KP: Ja, die Vertreter des Verteidigungsministeriums haben bisher ein sehr primitives Verhalten an den Tag gelegt. Von 2009 bis heute haben sie stets die Strategie verfolgt, Informationen zu verschleiern, sie für geheim zu erklären und keine Auskunft zu geben.

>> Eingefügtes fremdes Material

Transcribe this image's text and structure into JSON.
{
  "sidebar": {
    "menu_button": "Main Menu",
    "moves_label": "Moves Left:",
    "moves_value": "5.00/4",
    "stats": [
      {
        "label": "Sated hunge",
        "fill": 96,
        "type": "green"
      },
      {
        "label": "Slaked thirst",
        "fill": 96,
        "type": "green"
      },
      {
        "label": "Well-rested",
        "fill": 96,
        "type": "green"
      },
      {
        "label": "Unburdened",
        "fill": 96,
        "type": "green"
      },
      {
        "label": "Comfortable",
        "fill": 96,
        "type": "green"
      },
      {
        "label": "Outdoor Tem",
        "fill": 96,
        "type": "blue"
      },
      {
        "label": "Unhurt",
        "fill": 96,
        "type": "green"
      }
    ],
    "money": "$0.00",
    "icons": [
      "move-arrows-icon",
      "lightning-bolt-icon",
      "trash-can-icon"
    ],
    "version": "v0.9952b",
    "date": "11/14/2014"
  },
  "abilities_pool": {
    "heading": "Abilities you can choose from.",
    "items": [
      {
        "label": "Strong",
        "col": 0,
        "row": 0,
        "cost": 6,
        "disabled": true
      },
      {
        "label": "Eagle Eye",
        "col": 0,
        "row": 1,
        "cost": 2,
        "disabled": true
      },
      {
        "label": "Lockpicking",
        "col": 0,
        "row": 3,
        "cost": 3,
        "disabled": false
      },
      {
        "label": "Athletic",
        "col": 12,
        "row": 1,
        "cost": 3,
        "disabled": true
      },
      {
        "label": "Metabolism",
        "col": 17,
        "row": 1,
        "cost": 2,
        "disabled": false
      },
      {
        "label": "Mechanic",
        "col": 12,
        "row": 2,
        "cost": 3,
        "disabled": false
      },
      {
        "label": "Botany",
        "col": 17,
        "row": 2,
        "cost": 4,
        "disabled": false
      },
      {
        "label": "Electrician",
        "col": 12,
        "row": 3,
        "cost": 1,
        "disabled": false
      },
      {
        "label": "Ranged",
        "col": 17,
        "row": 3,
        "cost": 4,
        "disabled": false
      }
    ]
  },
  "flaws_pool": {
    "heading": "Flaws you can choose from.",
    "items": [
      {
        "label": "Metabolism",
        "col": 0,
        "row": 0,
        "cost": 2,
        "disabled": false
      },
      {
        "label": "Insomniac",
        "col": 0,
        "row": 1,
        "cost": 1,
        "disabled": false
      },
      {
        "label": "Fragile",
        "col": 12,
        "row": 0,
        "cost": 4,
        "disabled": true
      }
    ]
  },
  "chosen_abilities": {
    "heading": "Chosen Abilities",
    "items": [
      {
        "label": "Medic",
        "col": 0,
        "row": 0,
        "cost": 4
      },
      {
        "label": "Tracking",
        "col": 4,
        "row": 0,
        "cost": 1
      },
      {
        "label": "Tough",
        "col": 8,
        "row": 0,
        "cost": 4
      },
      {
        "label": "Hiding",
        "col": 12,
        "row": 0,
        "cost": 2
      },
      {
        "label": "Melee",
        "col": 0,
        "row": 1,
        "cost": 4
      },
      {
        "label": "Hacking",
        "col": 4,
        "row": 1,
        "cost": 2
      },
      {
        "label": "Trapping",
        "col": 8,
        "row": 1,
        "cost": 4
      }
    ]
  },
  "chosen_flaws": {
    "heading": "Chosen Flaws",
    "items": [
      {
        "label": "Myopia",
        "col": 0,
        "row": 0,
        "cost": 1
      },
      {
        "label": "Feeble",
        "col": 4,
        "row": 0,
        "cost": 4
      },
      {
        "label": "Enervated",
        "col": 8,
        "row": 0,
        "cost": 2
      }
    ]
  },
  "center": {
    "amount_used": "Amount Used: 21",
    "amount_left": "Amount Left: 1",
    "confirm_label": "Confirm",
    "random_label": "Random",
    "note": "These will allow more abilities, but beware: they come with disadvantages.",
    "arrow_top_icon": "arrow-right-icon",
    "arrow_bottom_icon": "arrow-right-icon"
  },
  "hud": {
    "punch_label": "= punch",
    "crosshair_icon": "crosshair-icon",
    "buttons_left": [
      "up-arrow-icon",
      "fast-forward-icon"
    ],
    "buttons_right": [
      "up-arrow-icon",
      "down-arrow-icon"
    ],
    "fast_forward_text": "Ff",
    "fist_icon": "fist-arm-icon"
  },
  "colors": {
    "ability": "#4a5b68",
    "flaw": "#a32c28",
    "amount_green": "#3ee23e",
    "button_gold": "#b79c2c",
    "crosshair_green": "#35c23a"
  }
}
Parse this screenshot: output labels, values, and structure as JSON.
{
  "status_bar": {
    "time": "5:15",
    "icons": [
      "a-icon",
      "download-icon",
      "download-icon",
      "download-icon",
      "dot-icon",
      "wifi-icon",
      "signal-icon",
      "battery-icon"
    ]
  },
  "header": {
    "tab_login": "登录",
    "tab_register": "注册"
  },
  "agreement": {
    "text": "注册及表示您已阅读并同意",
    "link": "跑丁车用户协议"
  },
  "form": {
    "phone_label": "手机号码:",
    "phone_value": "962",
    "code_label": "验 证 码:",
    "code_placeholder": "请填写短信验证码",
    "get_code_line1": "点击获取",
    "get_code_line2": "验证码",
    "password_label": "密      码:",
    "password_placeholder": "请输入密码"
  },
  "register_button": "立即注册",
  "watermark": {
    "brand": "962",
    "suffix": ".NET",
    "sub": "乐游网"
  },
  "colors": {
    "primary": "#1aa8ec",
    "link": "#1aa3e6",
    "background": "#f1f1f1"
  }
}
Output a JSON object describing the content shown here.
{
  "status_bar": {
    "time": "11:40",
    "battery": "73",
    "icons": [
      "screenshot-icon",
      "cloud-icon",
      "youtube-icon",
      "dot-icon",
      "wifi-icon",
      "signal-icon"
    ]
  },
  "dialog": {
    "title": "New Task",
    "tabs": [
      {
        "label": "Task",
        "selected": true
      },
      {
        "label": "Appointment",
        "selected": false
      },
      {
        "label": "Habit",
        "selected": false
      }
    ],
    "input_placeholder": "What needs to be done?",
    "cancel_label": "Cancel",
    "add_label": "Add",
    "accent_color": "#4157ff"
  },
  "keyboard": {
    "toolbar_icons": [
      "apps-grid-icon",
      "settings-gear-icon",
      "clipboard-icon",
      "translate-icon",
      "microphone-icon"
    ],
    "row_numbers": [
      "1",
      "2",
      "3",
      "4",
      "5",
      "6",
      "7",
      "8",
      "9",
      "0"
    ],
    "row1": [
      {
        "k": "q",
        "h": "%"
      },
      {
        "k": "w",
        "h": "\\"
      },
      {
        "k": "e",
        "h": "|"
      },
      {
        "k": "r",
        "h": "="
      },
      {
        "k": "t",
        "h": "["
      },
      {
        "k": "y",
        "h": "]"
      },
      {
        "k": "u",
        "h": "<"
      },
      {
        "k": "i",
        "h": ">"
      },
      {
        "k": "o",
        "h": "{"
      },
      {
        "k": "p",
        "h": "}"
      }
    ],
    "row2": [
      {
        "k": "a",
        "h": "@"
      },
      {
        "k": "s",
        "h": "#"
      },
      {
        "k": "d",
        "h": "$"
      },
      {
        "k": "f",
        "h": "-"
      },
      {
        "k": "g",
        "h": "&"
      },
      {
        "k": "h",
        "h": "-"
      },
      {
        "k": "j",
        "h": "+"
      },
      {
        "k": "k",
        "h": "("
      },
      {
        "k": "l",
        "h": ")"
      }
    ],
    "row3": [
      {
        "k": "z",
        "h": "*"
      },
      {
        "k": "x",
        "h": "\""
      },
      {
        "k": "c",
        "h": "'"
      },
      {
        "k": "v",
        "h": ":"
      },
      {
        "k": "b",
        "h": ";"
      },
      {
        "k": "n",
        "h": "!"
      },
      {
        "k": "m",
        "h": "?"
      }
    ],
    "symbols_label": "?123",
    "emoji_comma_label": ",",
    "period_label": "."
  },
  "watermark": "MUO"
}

Werden Fragen aufgeworfen oder Ansprüche geltend gemacht, schützen sie Unkenntnis vor und streiten alles ab. Das ist natürlich ein ausgesprochen rechtswidriges Verhalten des Ministeriums. Auch vor der Eröffnung des aktuellen Verfahrens hat sich das Verteidigungsministerium darauf verlegt, Unkenntnis vorzuhalten und damit im Grunde zu bestreiten, daß bei Kundus Menschen gestorben sind. Die Vertreter des Ministeriums behaupten nach wie vor, daß nur wenig über die damaligen Vorfälle bekannt sei und sie daher keine Auskunft geben können. Das Verteidigungsministerium hat daher aus unserer Sicht verloren, weil es jetzt Auskunft geben muß. Und diese Auskunft betrifft nicht nur Kläger und Beklagte, sondern darüber hinaus die gesamte Bundesrepublik. Die deutschen Bürger müssen wissen, was dort geschehen ist und wie der damalige Verteidigungsminister Jung gehandelt hat.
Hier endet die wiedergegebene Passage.